The latest outbreak was announced one week after Congo's government declared the end of another deadly flare-up in the northwestern part of the country. Local health authorities say they have no evidence that the two outbreaks are connected.
Thirteen cases of the haemorrhagic fever have been confirmed, including three deaths, the ministry said in a statement, adding that suspected cases had been detected in both North Kivu and neighboring Ituri province. Three cases have been confirmed in Beni, a regional trading hub of several hundred thousand people about 30 km (18 miles) from the center of the outbreak in the town of Mabalako, and some 70 km from the Ugandan border, Reuters reported.
The World Health Organization (WHO) is ready to deploy an anti-Ebola vaccine to Congo villages of Mangina and Beni, where a new outbreak has been registered, Peter Salama, the deputy director-general for emergency preparedness and response for WHO, said Friday.

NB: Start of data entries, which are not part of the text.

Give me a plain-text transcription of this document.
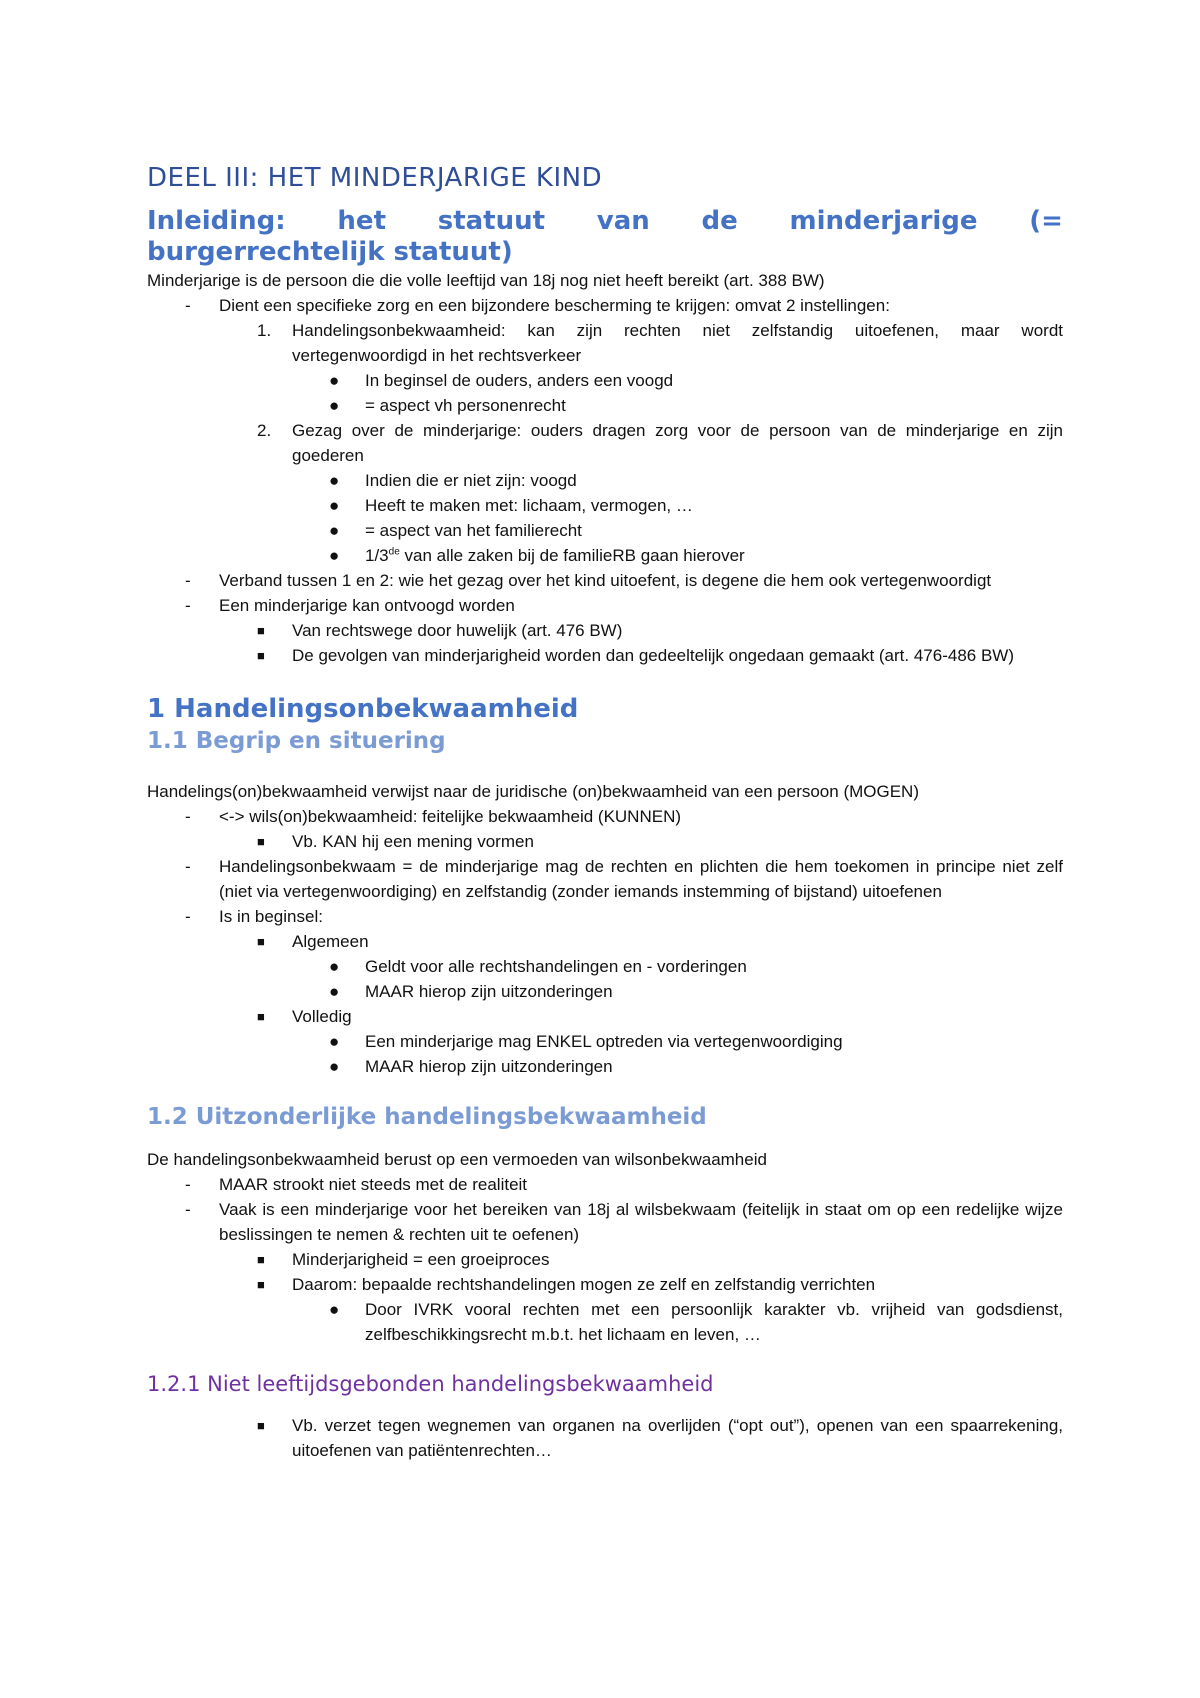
DEEL III: HET MINDERJARIGE KIND
Inleiding: het statuut van de minderjarige (=
burgerrechtelijk statuut)

Minderjarige is de persoon die die volle leeftijd van 18j nog niet heeft bereikt (art. 388 BW)

- Dient een specifieke zorg en een bijzondere bescherming te krijgen: omvat 2 instellingen:
1. Handelingsonbekwaamheid: kan zijn rechten niet zelfstandig uitoefenen, maar wordt vertegenwoordigd in het rechtsverkeer
● In beginsel de ouders, anders een voogd
● = aspect vh personenrecht
2. Gezag over de minderjarige: ouders dragen zorg voor de persoon van de minderjarige en zijn goederen
● Indien die er niet zijn: voogd
● Heeft te maken met: lichaam, vermogen, …
● = aspect van het familierecht
● 1/3de van alle zaken bij de familieRB gaan hierover
- Verband tussen 1 en 2: wie het gezag over het kind uitoefent, is degene die hem ook vertegenwoordigt
- Een minderjarige kan ontvoogd worden
■ Van rechtswege door huwelijk (art. 476 BW)
■ De gevolgen van minderjarigheid worden dan gedeeltelijk ongedaan gemaakt (art. 476-486 BW)
1 Handelingsonbekwaamheid
1.1 Begrip en situering

Handelings(on)bekwaamheid verwijst naar de juridische (on)bekwaamheid van een persoon (MOGEN)

- <-> wils(on)bekwaamheid: feitelijke bekwaamheid (KUNNEN)
■ Vb. KAN hij een mening vormen
- Handelingsonbekwaam = de minderjarige mag de rechten en plichten die hem toekomen in principe niet zelf (niet via vertegenwoordiging) en zelfstandig (zonder iemands instemming of bijstand) uitoefenen
- Is in beginsel:
■ Algemeen
● Geldt voor alle rechtshandelingen en - vorderingen
● MAAR hierop zijn uitzonderingen
■ Volledig
● Een minderjarige mag ENKEL optreden via vertegenwoordiging
● MAAR hierop zijn uitzonderingen
1.2 Uitzonderlijke handelingsbekwaamheid

De handelingsonbekwaamheid berust op een vermoeden van wilsonbekwaamheid

- MAAR strookt niet steeds met de realiteit
- Vaak is een minderjarige voor het bereiken van 18j al wilsbekwaam (feitelijk in staat om op een redelijke wijze beslissingen te nemen & rechten uit te oefenen)
■ Minderjarigheid = een groeiproces
■ Daarom: bepaalde rechtshandelingen mogen ze zelf en zelfstandig verrichten
● Door IVRK vooral rechten met een persoonlijk karakter vb. vrijheid van godsdienst, zelfbeschikkingsrecht m.b.t. het lichaam en leven, …
1.2.1 Niet leeftijdsgebonden handelingsbekwaamheid
■ Vb. verzet tegen wegnemen van organen na overlijden (“opt out”), openen van een spaarrekening, uitoefenen van patiëntenrechten…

“This time around we have the vaccine already in Kinshasa so it is literally hours away from [being] deployed if we need it to be deployed in and around Mangina and Beni so because of the particular logistic constraints, you recall the vaccine has to be kept between —60 and —80 degrees, we prefer not to deploy it to the deep field until we really know we are going to be using it in the upcoming days,” Salama said.
Congolese authorities said Wednesday that a cluster of four confirmed Ebola cases had been identified in the eastern North Kivu province. WHO chief Tedros Adhanom Ghebreyesus announced the organization was moving staff and supplies to the affected area.
Ebola, a severe and typically fatal disease spreads from animals to humans through bodily fluids but can be contracted by coming in contact with contaminated surfaces and materials.
According to information provided by WHO, during the 2014 Ebola epidemic in Congo, 66 Ebola cases were registered, and as many as 49 cases resulted in death.
The disease killed over 11,000 people in western Africa between 2014-2015.